Sesungguhnya lompatan naik itu bukan karena program yang dikembangkan, tetapi karena kasus gizi buruk di desa tidak atau belum dilaporkan atau dianggap bukan kasus kurang gizi. Program agak goncang karena BKKBN, terutama Deputinya, dianggap memojokkan rekan-rekan di Depkes dengan membuka kasus gizi buruk yang lebih banyak. Namun dengan sabar, diberikan penjelasan yang akrab dan ajakan melakukan penyelesaian bersama dalam bentuk gotong royong dengan mengembangkan program khusus menyelesaikan masalah sebagai gerakan masyarakat, maka ketegangan bisa diredakan.
Selanjutnya Program UPGK, Program Gizi Keluarga Desa dikembangkan menjadi Gerakan Gizi Desa dengan penimbangan anak balita melalui Posyandu di mana PKK memainkan kegiatan utama penimbangan dan pemberian makanan bergizi untuk ibu hamil dan anak balita kurang gizi.

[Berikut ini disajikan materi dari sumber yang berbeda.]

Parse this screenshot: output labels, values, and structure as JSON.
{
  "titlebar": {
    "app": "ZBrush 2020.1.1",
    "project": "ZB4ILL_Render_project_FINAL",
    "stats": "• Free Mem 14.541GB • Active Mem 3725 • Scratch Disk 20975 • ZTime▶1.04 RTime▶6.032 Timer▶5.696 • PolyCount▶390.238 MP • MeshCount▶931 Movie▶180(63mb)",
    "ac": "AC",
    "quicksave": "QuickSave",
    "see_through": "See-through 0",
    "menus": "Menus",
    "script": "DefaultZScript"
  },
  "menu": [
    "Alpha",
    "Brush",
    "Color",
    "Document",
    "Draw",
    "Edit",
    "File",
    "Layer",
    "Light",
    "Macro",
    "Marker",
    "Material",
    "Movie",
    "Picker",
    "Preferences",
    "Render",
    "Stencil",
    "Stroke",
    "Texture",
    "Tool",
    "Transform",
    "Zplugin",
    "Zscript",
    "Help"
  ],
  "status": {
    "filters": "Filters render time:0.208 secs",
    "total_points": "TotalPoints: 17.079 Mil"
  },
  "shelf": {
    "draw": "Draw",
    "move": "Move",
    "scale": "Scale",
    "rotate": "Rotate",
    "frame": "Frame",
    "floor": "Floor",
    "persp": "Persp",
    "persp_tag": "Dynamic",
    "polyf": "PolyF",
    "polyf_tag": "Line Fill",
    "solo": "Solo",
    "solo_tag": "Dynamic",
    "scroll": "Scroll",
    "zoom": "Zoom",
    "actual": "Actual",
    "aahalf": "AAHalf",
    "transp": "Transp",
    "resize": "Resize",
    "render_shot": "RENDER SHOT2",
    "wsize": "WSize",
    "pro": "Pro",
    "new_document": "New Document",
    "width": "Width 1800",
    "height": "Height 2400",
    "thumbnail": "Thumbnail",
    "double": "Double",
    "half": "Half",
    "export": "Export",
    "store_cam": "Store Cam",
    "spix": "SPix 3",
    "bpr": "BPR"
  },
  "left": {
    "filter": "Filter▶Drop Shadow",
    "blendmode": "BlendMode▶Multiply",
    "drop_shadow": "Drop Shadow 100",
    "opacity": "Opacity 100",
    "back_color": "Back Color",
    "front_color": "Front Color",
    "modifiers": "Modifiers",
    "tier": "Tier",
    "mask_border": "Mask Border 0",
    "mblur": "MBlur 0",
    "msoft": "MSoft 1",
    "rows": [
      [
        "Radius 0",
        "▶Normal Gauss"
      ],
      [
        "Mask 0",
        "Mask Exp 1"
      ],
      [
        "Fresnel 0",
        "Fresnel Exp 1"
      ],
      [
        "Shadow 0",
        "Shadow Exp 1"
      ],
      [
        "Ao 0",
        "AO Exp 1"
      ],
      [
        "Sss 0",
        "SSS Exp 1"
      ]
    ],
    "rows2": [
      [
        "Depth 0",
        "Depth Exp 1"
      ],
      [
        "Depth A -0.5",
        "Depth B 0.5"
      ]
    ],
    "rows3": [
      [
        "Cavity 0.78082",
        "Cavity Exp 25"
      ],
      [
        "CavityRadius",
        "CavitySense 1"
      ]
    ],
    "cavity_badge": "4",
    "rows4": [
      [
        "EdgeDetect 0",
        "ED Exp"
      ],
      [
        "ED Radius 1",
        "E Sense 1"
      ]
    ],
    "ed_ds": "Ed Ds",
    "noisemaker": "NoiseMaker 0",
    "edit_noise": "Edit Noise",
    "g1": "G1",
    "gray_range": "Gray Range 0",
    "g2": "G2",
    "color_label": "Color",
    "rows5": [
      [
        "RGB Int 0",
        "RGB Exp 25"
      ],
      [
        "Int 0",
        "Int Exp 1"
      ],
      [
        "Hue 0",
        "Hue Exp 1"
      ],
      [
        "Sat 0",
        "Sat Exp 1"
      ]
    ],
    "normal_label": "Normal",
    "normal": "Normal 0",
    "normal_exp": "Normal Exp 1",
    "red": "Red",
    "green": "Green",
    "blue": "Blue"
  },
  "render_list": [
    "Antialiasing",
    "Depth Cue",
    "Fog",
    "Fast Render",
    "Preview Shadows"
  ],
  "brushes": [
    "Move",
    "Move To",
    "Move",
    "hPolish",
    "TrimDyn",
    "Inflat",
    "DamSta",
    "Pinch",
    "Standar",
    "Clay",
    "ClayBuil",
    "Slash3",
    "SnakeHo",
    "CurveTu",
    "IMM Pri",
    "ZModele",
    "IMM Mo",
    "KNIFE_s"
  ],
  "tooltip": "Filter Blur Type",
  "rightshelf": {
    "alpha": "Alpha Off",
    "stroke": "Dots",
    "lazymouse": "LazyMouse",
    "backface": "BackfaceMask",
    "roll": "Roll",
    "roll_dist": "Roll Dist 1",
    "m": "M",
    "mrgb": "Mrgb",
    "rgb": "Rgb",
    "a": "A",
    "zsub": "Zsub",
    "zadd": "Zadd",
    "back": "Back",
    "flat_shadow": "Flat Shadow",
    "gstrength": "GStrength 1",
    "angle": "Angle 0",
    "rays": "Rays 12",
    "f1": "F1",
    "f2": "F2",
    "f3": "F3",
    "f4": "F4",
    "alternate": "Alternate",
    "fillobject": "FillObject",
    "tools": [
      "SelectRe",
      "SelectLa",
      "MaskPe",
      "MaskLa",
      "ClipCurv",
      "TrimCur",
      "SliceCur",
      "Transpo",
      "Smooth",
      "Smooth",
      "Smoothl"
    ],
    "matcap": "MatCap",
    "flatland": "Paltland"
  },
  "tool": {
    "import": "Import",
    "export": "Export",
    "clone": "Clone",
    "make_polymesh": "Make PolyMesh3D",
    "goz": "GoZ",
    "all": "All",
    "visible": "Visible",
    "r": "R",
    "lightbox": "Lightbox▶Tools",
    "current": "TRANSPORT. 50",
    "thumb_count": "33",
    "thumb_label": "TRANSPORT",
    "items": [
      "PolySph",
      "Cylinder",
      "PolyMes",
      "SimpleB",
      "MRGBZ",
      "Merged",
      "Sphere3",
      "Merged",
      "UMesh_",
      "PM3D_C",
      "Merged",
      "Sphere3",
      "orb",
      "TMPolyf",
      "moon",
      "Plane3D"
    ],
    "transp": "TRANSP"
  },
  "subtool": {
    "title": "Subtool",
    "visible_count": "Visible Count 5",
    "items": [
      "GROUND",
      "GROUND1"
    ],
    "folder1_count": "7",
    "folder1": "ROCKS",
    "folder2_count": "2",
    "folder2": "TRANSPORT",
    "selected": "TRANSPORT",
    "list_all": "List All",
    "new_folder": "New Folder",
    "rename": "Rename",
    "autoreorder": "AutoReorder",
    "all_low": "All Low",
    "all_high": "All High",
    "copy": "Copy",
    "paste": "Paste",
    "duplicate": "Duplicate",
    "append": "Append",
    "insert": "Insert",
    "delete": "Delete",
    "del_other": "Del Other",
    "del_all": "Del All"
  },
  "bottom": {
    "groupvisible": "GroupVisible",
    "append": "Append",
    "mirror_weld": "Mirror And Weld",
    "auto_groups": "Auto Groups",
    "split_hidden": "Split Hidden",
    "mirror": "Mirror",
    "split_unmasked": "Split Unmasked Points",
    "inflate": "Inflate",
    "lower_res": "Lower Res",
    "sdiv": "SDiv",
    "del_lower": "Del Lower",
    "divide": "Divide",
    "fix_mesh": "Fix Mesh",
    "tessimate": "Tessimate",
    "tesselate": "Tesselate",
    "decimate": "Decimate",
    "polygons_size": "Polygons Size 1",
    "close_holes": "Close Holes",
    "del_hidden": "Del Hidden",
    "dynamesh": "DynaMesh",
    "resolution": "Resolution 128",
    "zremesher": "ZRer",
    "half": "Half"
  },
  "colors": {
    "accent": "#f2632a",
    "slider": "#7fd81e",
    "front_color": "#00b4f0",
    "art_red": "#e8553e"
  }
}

Undangan untuk berkumpul dilakukan oleh PLKB ke desa-desa dibantu oleh para bidan di desa. Hasilnya sangat menakjubkan karena pada akhir tahun 1990-an tidak lagi terdengar ada kasus gizi buruk dan tingkat kematian ibu hamil menurun tajam.
Sayang sejak tahun 2000-an, kegiatan Gerakan Masyarakat itu menurun karena komitmen dan perhatian yang menurun sehingga pada sekitar tahun 2005 terdengar kembali adanya kasus gizi buruk, stunting dan tingkat kematian ibu hamil kembali meningkat. Perlu kita bersatu kembali menghidupkan Gerakan Masyarakat untuk menghapuskan kasus Gizi buruk dan menurunkan tingkat kematian ibu hamil dan melahirkan di seluruh desa di Indonesia. Semoga.